Algo distinto había en el horizonte. Allí donde debía estar el estrecho de Magallanes y en frente, la isla de Tierra del Fuego, ahora se veía una inmensa cordillera verde claro, con una altura descomunal, no menos de 5 mil metros. Coronadas sus cumbres por blancos nevados. Hacia el pie de esas altas montañas, se abre un profundo valle, muy verde, que cubre todo el espacio de lo que antes estaba cubierto de agua.
Donde antes estaba Punta Arenas, una extraña tierra entre amarilla y rojiza. Lo que antes era una extensa llanura, una pampa plana e interminable, ahora se alza como unas tierras altas, con clima templado, un sol dorado y cálido ilumina todo con tonos mate, como el sol del atardecer, pero no es más que el mediodía.
Antes de que estas altas tierras aparecieran, vinieron las olas.

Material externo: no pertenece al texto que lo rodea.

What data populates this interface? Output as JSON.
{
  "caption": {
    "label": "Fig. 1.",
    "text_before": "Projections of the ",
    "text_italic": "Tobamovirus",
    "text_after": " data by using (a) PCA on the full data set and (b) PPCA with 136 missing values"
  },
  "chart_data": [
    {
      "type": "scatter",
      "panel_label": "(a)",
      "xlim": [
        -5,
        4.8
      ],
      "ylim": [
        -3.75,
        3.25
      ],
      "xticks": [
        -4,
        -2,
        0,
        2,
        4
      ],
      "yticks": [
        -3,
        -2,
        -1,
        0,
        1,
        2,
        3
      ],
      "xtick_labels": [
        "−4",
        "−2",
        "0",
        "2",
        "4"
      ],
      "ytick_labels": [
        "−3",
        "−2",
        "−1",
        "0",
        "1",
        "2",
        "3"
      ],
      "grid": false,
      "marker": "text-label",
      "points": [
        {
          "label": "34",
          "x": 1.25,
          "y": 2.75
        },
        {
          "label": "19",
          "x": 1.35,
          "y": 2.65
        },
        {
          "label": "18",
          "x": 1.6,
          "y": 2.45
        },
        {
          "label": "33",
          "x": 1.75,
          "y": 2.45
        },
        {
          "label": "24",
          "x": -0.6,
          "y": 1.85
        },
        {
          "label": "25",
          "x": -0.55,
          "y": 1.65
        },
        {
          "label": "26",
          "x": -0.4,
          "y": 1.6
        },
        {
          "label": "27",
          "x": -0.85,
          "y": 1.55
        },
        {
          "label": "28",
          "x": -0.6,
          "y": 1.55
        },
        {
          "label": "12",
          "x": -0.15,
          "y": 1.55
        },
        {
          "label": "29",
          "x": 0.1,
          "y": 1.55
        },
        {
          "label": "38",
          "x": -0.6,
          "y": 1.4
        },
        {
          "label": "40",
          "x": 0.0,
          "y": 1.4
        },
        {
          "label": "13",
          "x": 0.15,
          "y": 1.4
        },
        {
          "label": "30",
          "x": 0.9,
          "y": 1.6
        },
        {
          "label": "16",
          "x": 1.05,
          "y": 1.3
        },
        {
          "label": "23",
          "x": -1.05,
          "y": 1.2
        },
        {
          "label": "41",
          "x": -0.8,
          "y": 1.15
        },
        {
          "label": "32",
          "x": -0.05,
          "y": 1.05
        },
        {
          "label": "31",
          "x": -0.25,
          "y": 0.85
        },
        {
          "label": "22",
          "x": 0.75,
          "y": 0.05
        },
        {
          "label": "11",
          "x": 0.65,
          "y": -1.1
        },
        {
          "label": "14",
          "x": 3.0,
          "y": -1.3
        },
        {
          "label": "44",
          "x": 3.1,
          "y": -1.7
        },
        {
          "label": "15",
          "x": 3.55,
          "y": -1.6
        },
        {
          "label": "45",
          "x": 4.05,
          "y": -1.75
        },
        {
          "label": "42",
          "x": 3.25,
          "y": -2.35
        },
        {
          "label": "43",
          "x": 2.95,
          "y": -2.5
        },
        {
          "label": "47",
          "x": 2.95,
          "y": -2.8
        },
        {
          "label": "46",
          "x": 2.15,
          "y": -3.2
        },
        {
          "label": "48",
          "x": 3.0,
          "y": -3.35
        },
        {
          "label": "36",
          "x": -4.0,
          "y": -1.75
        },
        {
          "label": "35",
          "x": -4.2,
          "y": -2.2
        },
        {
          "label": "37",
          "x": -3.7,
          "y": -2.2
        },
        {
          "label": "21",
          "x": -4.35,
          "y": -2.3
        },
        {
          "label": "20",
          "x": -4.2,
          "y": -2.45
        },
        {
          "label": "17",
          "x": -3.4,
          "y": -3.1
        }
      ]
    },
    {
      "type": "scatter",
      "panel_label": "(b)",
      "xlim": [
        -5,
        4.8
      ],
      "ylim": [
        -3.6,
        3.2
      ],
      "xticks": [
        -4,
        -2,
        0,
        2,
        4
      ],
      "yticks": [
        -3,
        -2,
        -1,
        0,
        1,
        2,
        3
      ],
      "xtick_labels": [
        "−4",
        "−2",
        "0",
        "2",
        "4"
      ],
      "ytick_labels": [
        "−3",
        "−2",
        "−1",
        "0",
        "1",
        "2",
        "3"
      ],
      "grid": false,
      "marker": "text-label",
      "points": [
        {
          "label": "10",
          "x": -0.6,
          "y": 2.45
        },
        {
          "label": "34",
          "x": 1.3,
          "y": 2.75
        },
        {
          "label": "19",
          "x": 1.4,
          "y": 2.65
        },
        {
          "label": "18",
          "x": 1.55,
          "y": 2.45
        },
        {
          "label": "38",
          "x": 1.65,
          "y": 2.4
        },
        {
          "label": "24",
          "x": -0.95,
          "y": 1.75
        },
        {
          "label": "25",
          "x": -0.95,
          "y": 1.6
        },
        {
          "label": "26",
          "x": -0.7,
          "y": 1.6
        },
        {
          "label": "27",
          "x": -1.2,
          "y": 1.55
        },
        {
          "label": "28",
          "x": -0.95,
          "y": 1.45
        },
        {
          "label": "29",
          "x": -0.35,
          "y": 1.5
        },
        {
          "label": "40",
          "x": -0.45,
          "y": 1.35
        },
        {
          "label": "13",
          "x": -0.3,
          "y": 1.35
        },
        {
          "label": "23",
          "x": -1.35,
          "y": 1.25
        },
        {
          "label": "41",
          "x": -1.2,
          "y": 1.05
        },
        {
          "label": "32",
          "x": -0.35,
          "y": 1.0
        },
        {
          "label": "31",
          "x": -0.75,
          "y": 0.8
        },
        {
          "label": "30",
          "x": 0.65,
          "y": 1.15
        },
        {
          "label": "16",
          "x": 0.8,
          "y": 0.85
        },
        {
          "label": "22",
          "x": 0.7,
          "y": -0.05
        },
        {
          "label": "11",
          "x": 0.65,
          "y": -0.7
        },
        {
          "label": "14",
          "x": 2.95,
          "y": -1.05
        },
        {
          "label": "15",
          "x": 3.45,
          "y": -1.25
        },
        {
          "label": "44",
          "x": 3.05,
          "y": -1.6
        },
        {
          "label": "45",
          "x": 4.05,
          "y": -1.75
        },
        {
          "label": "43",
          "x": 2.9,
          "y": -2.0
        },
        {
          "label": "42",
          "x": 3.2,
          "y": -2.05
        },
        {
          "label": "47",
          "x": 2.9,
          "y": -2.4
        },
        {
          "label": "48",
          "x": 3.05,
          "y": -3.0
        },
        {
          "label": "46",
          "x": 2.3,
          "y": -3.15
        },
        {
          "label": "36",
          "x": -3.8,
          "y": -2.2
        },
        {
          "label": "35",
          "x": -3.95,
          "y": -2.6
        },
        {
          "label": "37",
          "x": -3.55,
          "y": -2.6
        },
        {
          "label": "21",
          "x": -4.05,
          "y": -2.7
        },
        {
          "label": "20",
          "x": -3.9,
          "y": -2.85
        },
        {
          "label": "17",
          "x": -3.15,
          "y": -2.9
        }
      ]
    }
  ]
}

Primero unas de un metro o dos, que inquietaron pero no asustaron a nadie. Muchos fueron a la costanera a tomar fotografías o sacarse selfies para sus redes sociales.
Luego sin mayor aviso, se alzaron sobre la ciudad enormes columnas de agua, verdaderos rascacielos de agua de mar que cayeron sobre casas, calles y edificios. De pronto la tierra estaba tal y como había sido hace miles de años. Desprovista de toda huella humana.
El agua, así como vino, se fue. Ahora no se divisa el mar por ningún lado.
Las tierras altas y amarillas, bañadas por el sol, están cubiertas por una multitud de gente, que se aglomera en una estrecha franja como meseta. Hombres, mujeres y niños, se concentran en un pequeño espacio para evitar caer por las laderas, hacia el profundo valle, miles de metros más abajo.
Pero esta tierra no está quieta. De pronto para el pavor de la multitud, las tierras continúan elevándose, alejándose a una velocidad descabellada del profundo valle. La gente empieza a caer por las laderas. De pronto alguien grita ¡Formen una cadena¡ de a uno al comienzo, y después todos, con desesperación, unen sus manos, en una cadena sin fin, que impide que la gente siga cayendo al abismo.
De pronto, todo se tranquiliza, y permite a las personas empezar a recorrer, esas extrañas y cálidas tierras, esos colores, ese pasto tan verde.
De pronto se ven subiendo por una colina unos dromedarios. ¿Qué hacen acá unos camellos? Enormes y solemnes, con una piel café claro, y un andar parsimonioso, no se dan cuenta que caminan por otros parajes hasta que se encuentran con el pasto. La suave pradera los desconcierta, pero retozan en ella como cachorros.
Caminando y caminando, de pronto se aprecia una estructura de piedra. Un raro edificio, arcos de piedra que se elevan varios pisos, en su interior es como volver muy lejos en el tiempo.
Ecos de las glorias de Roma y Grecia, colores y texturas entre la Edad Media y el Renacimiento.
Grandes salones iluminados por el sol, desde altos tragaluces en el techo.
En un salón una niña lee un papiro, mientras su madre borda sobre un fino tapiz. Ambas visten holgadas túnicas de lino, con color azul y granate, que contrastan con el tenue color canela de la piel de las mujeres.
En otro salón, un grupo de jóvenes, practican el arpa y el laúd junto a un centenario maestro.